Dr. Jackson spent from 2005 to 2013 at Genentech, where he was a Director and Staff Scientist focused on validation of targets and drug discovery for cancer chemotherapy and tumor metabolism creating new small molecule inhibitors of Chk1, PARP, LDHA, NAMPT, Plk1, the first direct inhibitor of KRAS and the first allosteric inhibitor of the VCP AAA ATPase.
He is currently focused on understanding core mechanisms driving adipogenesis and lipotoxicity in the context of ciliary signaling and using protein networks to find mechanisms and targets human genetic diseases, especially metabolic disease. The lab has recently focused on finding key ciliary GPCRs in tissues important for obesity and metabolism including the hypothalamus, preadipocyte, muscle stem cell and endocrine pancreas.

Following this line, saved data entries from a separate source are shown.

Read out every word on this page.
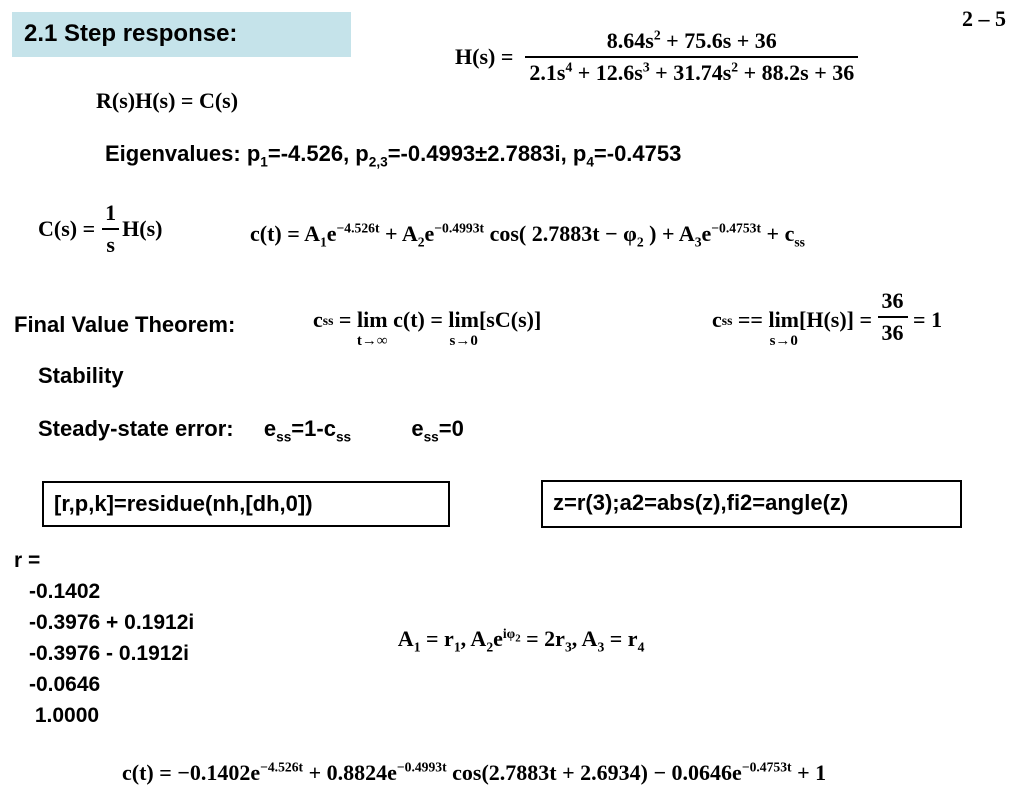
2 – 5
2.1 Step response:
$H(s) = \frac{8.64s^2 + 75.6s + 36}{2.1s^4 + 12.6s^3 + 31.74s^2 + 88.2s + 36}$
R(s)H(s) = C(s)
Eigenvalues: $p_1=-4.526$, $p_{2,3}=-0.4993\pm 2.7883i$, $p_4=-0.4753$
$C(s) = \frac{1}{s} H(s)$	$c(t) = A_1e^{-4.526t} + A_2e^{-0.4993t}$ cos( $2.7883t - \varphi_2$ ) + $A_3e^{-0.4753t} + c_{ss}$
Final Value Theorem:	c ss = lim
t→∞
c(t) = lim
s→0
[sC(s)]	c ss == lim
s→0
$[H(s)] = \frac{36}{36} = 1$
Stability
Steady-state error: $e_{ss}=1-c_{ss}$	$e_{ss}=0$
[r,p,k]=residue(nh,[dh,0])	z=r(3);a2=abs(z),fi2=angle(z)
r =
-0.1402
-0.3976 + 0.1912i
-0.3976 - 0.1912i
-0.0646
1.0000

$A_1 = r_1$, $A_2e^{i\varphi_2} = 2r_3$, $A_3 = r_4$

$c(t) = -0.1402e^{-4.526t} + 0.8824e^{-0.4993t}$ $\cos(2.7883t + 2.6934) - 0.0646e^{-0.4753t} + 1$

In March 2020, in response to the COVID-19 pandemic, the lab began to study SARS-CoV-2 discovering importance of airway cilia for presenting the ACE2 receptor and a new, fundamental pathway for how SARS-CoV-2 and other respiratory viruses cross the multiciliated airway to establish infection. The group also showed how the virus attacks pancreatic beta cells to induce diabetes in patients with severe COVID-19 disease. He is the founder and faculty advisor for the Stanford University Mass Spectrometry lab and directs mass spectrometry for the Stanford Cancer Center and a member of the Stanford Diabetes Center, the Stanford Cancer Center, and the Maternal and Child Health Initiative. He has been a collaborator with Rigel, Signal, Goldfinch Biopharma, Calico and Pfizer and has been on the Scientific Advisory Board for Celgene, Juvena Therapeutics and Cullgen. He is a longstanding member of the ASCB, has organized sessions and FASEB and Keystone meetings, Gordon Conferences on cilia, cancer and cell cycle, review broadly for major journals and has given over 400 public lectures. He was elected as a Fellow of the American Association for the Advancement of Science (2008), the American Association of University Pathologists (Pluto Society), and Sigma Xi.